L’Albergo Miralago, al Passo San Pellegrino, quando la neve avvolge il Laghetto delle Pozze e il vento scende dalle creste, smette di essere solo una destinazione e diventa una sensazione.
Con l’inverno, infatti, questo posto non cambia solo colore, ma cambia voce.
Il lago davanti l’albergo, in questa stagione, è una lastra di ghiaccio, eppure nelle mattine più fredde diventa così candido da sembrare, quasi, che stia respirando. Le montagne intorno lo sorvegliano e tutto intorno il bianco disegna un silenzio che non pesa, ma accompagna. È in quei momenti che capisci di non essere arrivato in un hotel.
Sei entrato in una storia.
IL PASSO SAN PELLEGRINO. QUANDO L’INVERNO SI FA CASA

In inverno il Passo San Pellegrino ha qualcosa di primordiale. Il sentiero che porta all’albergo sembra una promessa che si rinnova a ogni curva: boschi che si stringono, pendii che si aprono, il cielo che sembra abbassarsi per farsi guardare meglio.
Arrivare al Miralago in questa stagione è come varcare una soglia invisibile. Fuori restano il freddo che pizzica il viso, il rumore sordo degli scarponi sulla neve, il respiro corto dopo una passeggiata sul lago ghiacciato. Dentro ti accoglie il legno caldo, l’odore della cucina, le luci morbide che non chiedono nulla se non di fermarti.
UNA FAMIGLIA PRIMA ANCORA DI UN ALBERGO
Il Miralago non ha bisogno di presentazioni altisonanti. Si racconta da solo, attraverso le persone che lo tengono vivo ogni giorno.

Ivano è il cuore pulsante. Il patron che non si limita a gestire, ma vive ogni angolo della struttura come se fosse casa sua. E forse lo è davvero. Ha quel sorriso che arriva prima delle parole, quella capacità rara di farti sentire nel posto giusto ancora prima di sapere perché.
Di suo padre, Bepi Zac, non ho avuto la fortuna di conoscere lo sguardo, ma sono sicuro che lo ritrovo in Ivano ogni volta che mi parla di montagna, di ospitalità, di rispetto per chi sale fin quassù cercando qualcosa che non sempre sa nominare.
Carmen è l’anima dolce del Miralago. Se Ivano è il battito, lei è il respiro. Un abbraccio caldo dopo una giornata sotto la neve e il ghiaccio, una presenza silenziosa ma costante, una spalla preziosa in cucina e nella vita. È quella sensazione di casa che non si insegna, la si ha.
E poi, non per ultimo, c’è Pietro
LA CUCINA DI PIETRO, DOVE LA TRADIZIONE IMPARA A VOLARE
Pietro è uno chef che non ha mai tagliato il legame con la sua terra. La sua cucina nasce da lì, da quei piatti che profumano di storia e di stufa accesa, ma trova il coraggio di guardarli con occhi nuovi.
Riesce in una cosa che non è affatto scontata: rivisitare senza tradire. Ogni sapore resta fedele alla sua vocazione, ma si presenta con una luce diversa, più contemporanea, più leggera, più consapevole.

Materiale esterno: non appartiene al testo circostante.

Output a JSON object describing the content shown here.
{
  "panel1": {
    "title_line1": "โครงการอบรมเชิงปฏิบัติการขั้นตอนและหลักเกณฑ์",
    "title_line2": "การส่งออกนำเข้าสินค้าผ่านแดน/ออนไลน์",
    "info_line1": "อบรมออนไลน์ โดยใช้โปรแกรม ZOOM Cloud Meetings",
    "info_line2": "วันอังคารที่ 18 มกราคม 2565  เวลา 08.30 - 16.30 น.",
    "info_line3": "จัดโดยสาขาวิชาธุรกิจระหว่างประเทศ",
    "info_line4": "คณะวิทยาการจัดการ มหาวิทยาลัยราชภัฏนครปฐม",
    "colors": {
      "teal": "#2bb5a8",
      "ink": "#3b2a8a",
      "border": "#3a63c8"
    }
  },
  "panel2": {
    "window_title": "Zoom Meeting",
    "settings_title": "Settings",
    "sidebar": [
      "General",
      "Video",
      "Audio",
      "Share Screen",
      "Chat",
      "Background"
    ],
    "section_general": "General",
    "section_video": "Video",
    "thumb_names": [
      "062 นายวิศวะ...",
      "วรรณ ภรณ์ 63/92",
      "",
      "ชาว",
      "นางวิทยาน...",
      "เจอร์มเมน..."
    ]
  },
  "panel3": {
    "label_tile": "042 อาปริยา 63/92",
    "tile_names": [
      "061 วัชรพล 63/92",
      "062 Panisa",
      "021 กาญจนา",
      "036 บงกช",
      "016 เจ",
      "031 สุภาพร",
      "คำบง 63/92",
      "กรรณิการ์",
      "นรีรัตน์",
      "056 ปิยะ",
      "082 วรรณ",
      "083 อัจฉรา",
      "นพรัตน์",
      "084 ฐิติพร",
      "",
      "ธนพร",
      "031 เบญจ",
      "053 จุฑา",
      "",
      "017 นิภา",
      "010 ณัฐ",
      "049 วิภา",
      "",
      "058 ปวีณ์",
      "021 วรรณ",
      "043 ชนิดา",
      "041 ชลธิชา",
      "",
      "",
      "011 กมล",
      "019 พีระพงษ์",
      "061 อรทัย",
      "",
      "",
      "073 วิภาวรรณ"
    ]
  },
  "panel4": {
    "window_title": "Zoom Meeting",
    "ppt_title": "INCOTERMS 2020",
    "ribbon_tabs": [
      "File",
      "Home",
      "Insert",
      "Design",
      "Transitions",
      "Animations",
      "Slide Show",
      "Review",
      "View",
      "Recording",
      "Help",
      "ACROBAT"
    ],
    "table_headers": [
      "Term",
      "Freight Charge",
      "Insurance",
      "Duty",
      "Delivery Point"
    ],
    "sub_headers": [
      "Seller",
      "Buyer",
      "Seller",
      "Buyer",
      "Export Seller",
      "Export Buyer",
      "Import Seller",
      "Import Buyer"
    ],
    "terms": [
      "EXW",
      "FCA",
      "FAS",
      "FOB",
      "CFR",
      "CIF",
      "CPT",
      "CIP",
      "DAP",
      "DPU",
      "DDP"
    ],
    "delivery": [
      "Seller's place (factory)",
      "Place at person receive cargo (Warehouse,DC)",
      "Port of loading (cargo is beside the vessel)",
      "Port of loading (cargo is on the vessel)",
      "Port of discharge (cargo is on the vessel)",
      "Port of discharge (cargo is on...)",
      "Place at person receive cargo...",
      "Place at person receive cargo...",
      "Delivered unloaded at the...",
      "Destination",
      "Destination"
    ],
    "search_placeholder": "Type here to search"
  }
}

Lo vedi nei gesti, nella concentrazione con cui si muove tra i fornelli, nel modo in cui parla dei piatti come se fossero persone. Profondamente legato alla famiglia e alla sua montagna, Pietro non cucina solo per nutrire. Cucina per raccontare.
E d’inverno, con fuori il buio che arriva presto e la neve che riflette ogni luce, quel racconto si fa ancora più intenso.
GIORNATE LENTE, PROPRIO COME DOVREBBERO ESSERE

Al Miralago l’inverno non corre. Cammina.
C’è il lago da girare a passo lento, con la neve che scricchiolasotto gli scarponi. Ci sono le piste poco distanti, le ciaspole che lasciano segni effimeri nel bianco, le mani che cercano le tasche per scaldarsi.
E poi c’è il ritorno. Sempre lui, il ritorno.
Quel momento in cui apri la porta, ti scrolli la neve dalle spalle e sai che dentro ti aspetta qualcosa di buono.
Un piatto caldo, una parola gentile, una stanza che profuma di legno e riposo.
UN LUOGO CHE RESTA

Ci sono alberghi che ricordi per la vista. Altri per il comfort. Il Miralago, io, lo ricordo per le persone.
Per Ivano e il suo sorriso che sembra dire “sei arrivato, ora puoi smettere di correre”. Per Carmen, che ti accoglie come se ti stesse aspettando da tempo. Per Pietro, che mette nei piatti la stessa cura che si mette nelle cose importanti.
Fuori, il lago continua a respirare nelle mattine d’inverno. Le montagne restano lì, immobili e immense.
Dentro, al Miralago, c’è qualcosa che si muove sempre: il cuore.